Luego de leer cuanta bibliografía encontré acerca de los
perros y sus características y razas, y temperamentos y tendencias, estaba
lista para comprar mi primer perro. Desde siempre me recordaba cuidando las
macotas de mis hermanos por una tendencia casi natural de mi personalidad. Yo suplía sus irresponsabilidades y terminaba
siempre alimentándolos, llevándolos al veterinario y llorando su muerte o
sufrimiento.
Este era el momento largamente esperado. Había circulado mi
casa, lo que me garantizaba su seguridad. Tenía una situación económica cómoda,
lo que aseguraba su alimentación y
cuidado. Me había ido a vivir sola y necesitaba compañía. Definitivamente la
confabulación estaba marcada por los astros y yo estaba de fiesta porque al fin
tendría mi propio chucho.
Lo tenía decidido. Me compraría un cachorro Pastor Alemán,
macho. El primer anuncio en el periódico me llenó de ilusión y durante mi hora
de almuerzo me encaminé al criadero a conocerlo. Durante mi recorrido de unos
diez kilómetros, recapitulé toda la información obtenida. Debía elegir el más
alegre de la camada. El juguetón, el que tuviera ojos vivaces y sobre todo, no
debía olvidarlo, debíamos sentir empatía uno por el otro. Debíamos casi, enamorarnos.
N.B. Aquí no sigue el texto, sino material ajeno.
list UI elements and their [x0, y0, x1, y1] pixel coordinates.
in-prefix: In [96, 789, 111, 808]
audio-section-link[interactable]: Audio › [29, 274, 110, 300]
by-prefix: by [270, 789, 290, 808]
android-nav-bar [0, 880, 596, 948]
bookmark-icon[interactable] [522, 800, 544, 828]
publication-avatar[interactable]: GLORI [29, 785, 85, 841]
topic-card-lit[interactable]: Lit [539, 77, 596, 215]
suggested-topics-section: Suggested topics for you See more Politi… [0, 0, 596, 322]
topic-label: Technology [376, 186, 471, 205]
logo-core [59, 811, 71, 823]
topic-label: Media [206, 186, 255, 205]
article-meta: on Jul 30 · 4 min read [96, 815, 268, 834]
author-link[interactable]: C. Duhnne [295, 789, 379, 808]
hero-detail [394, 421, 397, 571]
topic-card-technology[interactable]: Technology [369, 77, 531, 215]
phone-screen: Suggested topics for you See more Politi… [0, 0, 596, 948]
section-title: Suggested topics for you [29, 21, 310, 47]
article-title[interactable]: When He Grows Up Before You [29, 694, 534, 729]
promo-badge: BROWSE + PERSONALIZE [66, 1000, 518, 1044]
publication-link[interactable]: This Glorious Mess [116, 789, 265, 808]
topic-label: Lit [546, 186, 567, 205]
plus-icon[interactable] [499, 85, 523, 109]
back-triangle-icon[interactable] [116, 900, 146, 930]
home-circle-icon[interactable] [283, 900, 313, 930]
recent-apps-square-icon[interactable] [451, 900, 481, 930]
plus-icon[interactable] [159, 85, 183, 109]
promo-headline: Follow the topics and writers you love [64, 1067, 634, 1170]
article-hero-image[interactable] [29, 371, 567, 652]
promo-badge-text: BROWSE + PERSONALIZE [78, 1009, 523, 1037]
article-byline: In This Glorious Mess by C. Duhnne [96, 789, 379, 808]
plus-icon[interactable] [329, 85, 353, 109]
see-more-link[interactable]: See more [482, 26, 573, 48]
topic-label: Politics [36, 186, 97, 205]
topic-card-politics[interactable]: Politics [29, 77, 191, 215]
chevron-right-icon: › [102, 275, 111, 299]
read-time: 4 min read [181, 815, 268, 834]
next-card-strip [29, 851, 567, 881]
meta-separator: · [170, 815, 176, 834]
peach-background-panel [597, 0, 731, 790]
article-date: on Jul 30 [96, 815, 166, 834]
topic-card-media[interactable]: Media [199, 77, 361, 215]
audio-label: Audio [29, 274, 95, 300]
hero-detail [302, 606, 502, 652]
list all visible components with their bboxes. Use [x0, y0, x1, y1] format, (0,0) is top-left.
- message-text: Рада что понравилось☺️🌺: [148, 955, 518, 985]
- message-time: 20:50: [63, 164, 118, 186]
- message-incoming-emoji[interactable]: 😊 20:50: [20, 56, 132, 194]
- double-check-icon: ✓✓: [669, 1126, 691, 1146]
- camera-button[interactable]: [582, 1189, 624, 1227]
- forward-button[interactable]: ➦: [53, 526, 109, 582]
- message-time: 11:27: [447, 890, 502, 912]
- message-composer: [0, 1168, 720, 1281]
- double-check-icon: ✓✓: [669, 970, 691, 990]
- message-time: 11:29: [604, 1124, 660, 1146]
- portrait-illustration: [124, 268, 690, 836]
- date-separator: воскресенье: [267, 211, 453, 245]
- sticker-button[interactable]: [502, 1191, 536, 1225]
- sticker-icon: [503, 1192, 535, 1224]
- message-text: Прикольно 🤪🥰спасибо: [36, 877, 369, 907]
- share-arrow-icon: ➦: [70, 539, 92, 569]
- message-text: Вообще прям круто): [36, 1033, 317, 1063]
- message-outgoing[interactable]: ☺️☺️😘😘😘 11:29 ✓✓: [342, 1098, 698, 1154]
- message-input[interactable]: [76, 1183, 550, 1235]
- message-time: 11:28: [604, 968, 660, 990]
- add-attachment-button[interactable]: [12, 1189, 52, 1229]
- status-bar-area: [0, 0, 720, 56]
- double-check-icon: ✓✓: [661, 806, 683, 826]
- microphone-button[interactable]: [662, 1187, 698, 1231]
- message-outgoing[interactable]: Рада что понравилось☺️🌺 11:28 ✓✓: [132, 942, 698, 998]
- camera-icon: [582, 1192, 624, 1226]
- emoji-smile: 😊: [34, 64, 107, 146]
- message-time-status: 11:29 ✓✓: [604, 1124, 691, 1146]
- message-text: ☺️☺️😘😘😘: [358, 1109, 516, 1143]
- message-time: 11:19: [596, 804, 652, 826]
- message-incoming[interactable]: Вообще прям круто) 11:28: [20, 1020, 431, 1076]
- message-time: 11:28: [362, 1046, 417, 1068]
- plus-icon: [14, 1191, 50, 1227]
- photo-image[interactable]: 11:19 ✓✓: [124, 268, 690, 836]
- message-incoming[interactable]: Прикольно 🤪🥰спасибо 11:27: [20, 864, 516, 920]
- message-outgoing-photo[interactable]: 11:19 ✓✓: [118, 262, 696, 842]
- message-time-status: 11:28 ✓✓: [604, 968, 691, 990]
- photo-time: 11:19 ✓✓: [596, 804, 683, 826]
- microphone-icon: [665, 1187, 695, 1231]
La dueña del criadero antes de mostrarme los cachorros, me
habló de la nobleza de la raza y la historia de campeones de los padres. Yo
estaba obnubilada. Supongo que así debe sentirse una madre cuando espera que le
lleven su bebé de la incubadora. Sabía que era el perfecto, así que cuando vi
el perrito gris, en sentido figurado porque su color era canela, con la cola
entre las patas, las orejas caídas, el pelo opaco y su paso inseguro
persiguiendo a su hermanita, que sí era vivaz, que sí era hermosa y juguetona y
con una personalidad bien definida, me sentí defraudada.
Le dije a la señora que visitaría otros criaderos porque no era
lo que buscaba y me dirigí a mi carro.
Entonces algo sucedió.
Ese perrito gris, opaco y medio tonto, dejó de seguir a su
hermanita y dirigiéndose decididamente a mí, puso su cabeza sobre mis piernas y
mientras me miraba directamente me enamoró.
Ni siquiera lo pensé.
Extendí el dinero, recibí el certificado y sin medir las consecuencias,
pues no llevaba, correa, ni comida, ni tenía donde dejarlo en la oficina, me
encaminé con Abackus, hablándole de su nueva casa y de esa nueva vida que
compartiríamos.
La transformación fue espectacular y mi chucho de igual
forma que el patito feo del cuento, se convirtió en el perro más hermoso del
mundo. Me ha regalado diez años de su
vida. Ya pinta canas y cuando me mira, sus ojos se vuelven jóvenes otra vez y
no necesitamos hablar el mismo idioma, porque solo nos basta con mirarnos.